The difference in the absorbed dose distribution was observed. The dose profile for 10×10 cm2, 10.2×10.2 cm2 and 15×15 cm2 of 10 cm position will absorb the lower dose at around 46%, 49%, and 59% compared to 12 cm, 14 cm, 16 cm, 18 cm, and 20 composition which absorb 96% to 98% dose. The lower dose in the 10 cm position happened because it consists of planning target volume (PTV), while the other positions consist of gross target volume (GTV). Therefore, the given dose for GTV was maximized. The results of the X-ray beam profile comparison for the modelled target volume at each depth variation were shown in Figures 4 (b), 4 (c), and 4 (d). If the position was reviewed of the 10 cm in Figure 4 (b), the dose profile for 10×10 cm2, 10.2×10.2 cm2 field sizes had had the maximum dose of 48% at 1.5 cm depth, 47% at 5 cm depth, and 46% at 10 cm depth. The dose profile for 15×15 cm2 field size was had a maximum dose of 58% at 1.5 cm depth, 57% at 5 cm depth, and 56% at 10 cm depth. If the position was reviewed of the 12 cm, 14 cm, 16 cm, 18 cm, 20 cm in Figure 4 (c) and 4 (d), the dose profile for 10×10 cm2, 10.2×10.2 cm2 field sizes had had the maximum dose of 99% at 1.5 cm depth, 98% at 5 cm depth, and 97% at 10 cm depth. The dose profile for 15×15 cm2 field size was had the maximum dose of 100% at 1.5 cm depth, 99% at 5 cm depth, and 98% at 10 cm depth. Therefore, if the depth was increased, then the dose distribution decreased, and the profile width was increased.
DISCUSSION
The isodose curve was used to analyze the dose distribution in radiotherapy.
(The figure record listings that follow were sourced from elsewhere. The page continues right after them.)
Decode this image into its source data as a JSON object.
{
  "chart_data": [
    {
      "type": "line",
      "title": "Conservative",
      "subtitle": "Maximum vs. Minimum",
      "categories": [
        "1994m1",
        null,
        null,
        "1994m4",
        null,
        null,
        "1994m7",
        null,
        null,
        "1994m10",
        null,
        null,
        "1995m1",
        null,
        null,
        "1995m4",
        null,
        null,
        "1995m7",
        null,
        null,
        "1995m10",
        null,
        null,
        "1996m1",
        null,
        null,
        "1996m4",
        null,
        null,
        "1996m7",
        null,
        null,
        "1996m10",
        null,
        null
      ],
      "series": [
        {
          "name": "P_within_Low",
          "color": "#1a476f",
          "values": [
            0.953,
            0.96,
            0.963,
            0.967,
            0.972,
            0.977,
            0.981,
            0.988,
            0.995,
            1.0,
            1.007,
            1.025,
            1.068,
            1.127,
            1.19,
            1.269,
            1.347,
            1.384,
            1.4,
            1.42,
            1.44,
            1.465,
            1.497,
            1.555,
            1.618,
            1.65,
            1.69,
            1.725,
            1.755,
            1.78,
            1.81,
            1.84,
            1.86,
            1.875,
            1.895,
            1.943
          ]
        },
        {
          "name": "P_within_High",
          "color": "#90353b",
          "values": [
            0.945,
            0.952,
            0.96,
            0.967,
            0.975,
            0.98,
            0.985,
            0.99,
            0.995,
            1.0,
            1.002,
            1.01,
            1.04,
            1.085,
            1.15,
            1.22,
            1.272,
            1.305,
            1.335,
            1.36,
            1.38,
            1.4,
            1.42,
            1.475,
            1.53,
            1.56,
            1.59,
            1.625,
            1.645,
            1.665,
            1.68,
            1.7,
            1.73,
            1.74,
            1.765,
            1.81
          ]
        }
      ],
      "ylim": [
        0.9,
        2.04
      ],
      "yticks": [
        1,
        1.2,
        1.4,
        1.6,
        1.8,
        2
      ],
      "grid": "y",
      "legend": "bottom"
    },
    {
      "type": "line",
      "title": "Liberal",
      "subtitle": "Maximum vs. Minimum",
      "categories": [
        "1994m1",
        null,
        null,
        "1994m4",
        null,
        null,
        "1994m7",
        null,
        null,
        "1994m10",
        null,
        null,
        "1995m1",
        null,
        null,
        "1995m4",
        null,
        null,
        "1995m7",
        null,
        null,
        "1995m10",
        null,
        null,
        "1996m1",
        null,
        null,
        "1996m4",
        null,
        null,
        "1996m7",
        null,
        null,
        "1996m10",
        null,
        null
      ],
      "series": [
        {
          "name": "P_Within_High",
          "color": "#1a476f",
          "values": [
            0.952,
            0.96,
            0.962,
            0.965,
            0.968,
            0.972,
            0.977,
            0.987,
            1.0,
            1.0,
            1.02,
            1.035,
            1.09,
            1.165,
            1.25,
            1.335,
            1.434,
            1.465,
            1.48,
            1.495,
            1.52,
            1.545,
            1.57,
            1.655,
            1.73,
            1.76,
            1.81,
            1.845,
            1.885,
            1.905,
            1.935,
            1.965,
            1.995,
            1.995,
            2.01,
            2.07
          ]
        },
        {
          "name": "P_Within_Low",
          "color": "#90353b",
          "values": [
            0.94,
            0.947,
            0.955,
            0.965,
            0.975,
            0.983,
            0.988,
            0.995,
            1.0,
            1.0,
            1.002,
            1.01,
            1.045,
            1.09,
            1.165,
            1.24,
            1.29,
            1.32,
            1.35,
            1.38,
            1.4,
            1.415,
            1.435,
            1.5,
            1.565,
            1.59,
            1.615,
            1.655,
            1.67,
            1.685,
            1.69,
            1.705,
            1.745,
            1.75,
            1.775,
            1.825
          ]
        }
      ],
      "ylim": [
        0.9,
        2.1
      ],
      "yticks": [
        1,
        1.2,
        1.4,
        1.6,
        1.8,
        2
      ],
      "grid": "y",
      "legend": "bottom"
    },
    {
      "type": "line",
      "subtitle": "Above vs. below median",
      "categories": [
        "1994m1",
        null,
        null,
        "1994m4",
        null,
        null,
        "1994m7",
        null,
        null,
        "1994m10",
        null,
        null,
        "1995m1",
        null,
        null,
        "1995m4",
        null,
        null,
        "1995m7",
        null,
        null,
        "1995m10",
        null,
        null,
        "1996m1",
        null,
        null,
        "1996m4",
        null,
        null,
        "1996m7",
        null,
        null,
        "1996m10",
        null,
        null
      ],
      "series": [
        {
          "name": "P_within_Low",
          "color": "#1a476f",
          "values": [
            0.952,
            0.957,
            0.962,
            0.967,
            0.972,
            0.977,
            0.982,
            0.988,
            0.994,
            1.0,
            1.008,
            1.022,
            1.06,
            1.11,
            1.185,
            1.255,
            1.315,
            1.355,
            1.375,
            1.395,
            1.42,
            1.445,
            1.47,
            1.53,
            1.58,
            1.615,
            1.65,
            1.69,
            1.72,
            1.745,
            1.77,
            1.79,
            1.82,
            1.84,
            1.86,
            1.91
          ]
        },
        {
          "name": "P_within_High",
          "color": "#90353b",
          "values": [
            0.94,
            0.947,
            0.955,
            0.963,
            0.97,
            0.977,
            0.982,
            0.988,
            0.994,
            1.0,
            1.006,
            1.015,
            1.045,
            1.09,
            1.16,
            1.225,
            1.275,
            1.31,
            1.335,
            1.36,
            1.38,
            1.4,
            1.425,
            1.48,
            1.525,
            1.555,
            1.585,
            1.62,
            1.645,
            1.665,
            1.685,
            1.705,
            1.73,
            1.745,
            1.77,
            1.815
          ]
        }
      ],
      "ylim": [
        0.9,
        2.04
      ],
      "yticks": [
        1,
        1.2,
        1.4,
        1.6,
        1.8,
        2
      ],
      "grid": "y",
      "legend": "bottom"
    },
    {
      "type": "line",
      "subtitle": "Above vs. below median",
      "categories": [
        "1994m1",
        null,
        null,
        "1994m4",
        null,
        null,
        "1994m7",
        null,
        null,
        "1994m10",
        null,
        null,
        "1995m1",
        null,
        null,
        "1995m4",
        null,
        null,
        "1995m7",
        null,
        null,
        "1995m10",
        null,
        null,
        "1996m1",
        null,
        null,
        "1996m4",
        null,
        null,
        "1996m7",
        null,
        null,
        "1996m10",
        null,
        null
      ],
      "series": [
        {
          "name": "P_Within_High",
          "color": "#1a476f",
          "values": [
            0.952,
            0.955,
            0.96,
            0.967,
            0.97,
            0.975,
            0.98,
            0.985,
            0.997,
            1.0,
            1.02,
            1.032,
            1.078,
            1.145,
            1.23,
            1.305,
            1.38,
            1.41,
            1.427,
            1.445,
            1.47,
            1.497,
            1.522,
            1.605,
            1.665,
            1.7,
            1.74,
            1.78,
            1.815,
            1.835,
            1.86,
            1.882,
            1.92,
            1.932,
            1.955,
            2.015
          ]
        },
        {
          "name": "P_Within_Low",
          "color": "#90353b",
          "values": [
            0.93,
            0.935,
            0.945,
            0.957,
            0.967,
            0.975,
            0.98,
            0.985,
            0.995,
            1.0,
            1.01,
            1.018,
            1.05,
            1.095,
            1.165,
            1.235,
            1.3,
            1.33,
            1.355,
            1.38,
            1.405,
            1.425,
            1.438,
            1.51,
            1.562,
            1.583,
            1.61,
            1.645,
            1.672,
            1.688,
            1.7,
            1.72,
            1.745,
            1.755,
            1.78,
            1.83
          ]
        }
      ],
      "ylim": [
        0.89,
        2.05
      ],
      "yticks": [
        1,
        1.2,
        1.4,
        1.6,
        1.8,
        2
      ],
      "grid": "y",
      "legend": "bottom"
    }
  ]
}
In this study, analysis of the sensitivity of the CERR field size from variations in the target volume dimensions, depth, and position has been obtained from the XZ isodose curve analysis and dose profile. The XZ isodose curve analysis is verified with the dose profile at each observed depth and position variation. The study refers to Anam, which has developed 2D isodose curves from percentage depth dose (PDD) and dosage profiles using matrix laboratory (Matlab). The dose calculation at each point was obtained by multiplying the dose at the PDD and dose profile at 1.5 cm depth.20
In its implementation, doses distribution analysis in the form of XZ isodose curves often had difficulty modelling the target volume to fit the specified field size. When this problem was found, checking the CERR input data related to the modelled target volume size for the x, y, and z directions were suggested. The next step was to adjust the modelling parameters. This is related to the process of contouring and planning beam parameters in CERR for simple geometries, such as the cube-modelled target volume and the number of gantry angles was used.
CONCLUSION
In this study, the isodose curve has been successfully displayed in the form of the XZ isodose curve to analyze the sensitivity of the CERR field size from variations in the target volume dimensions, depth, and position. The variations in the target volume analysis are used to determine the width of the field size. The XZ isodose curve is verified with the dose profile width. The calculation method was relatively valid. Variation field size of 10×10 cm2, 10.2×10.2 cm2, and 15×15cm2 was successfully evaluated with 1.5 cm, 5 cm, 10 cm depths, and 10 cm, 12 cm, 14 cm, 16 cm, 18 cm, and 20 cm slice position variations. Thus, the quality control of the radiation beam can be obtained. In the future, this study will be used as a reference for the CERR dose distribution validation with the measurement results in the hospitals.
CONFLICTS OF INTEREST
The authors declare that they have no conflicts of interest.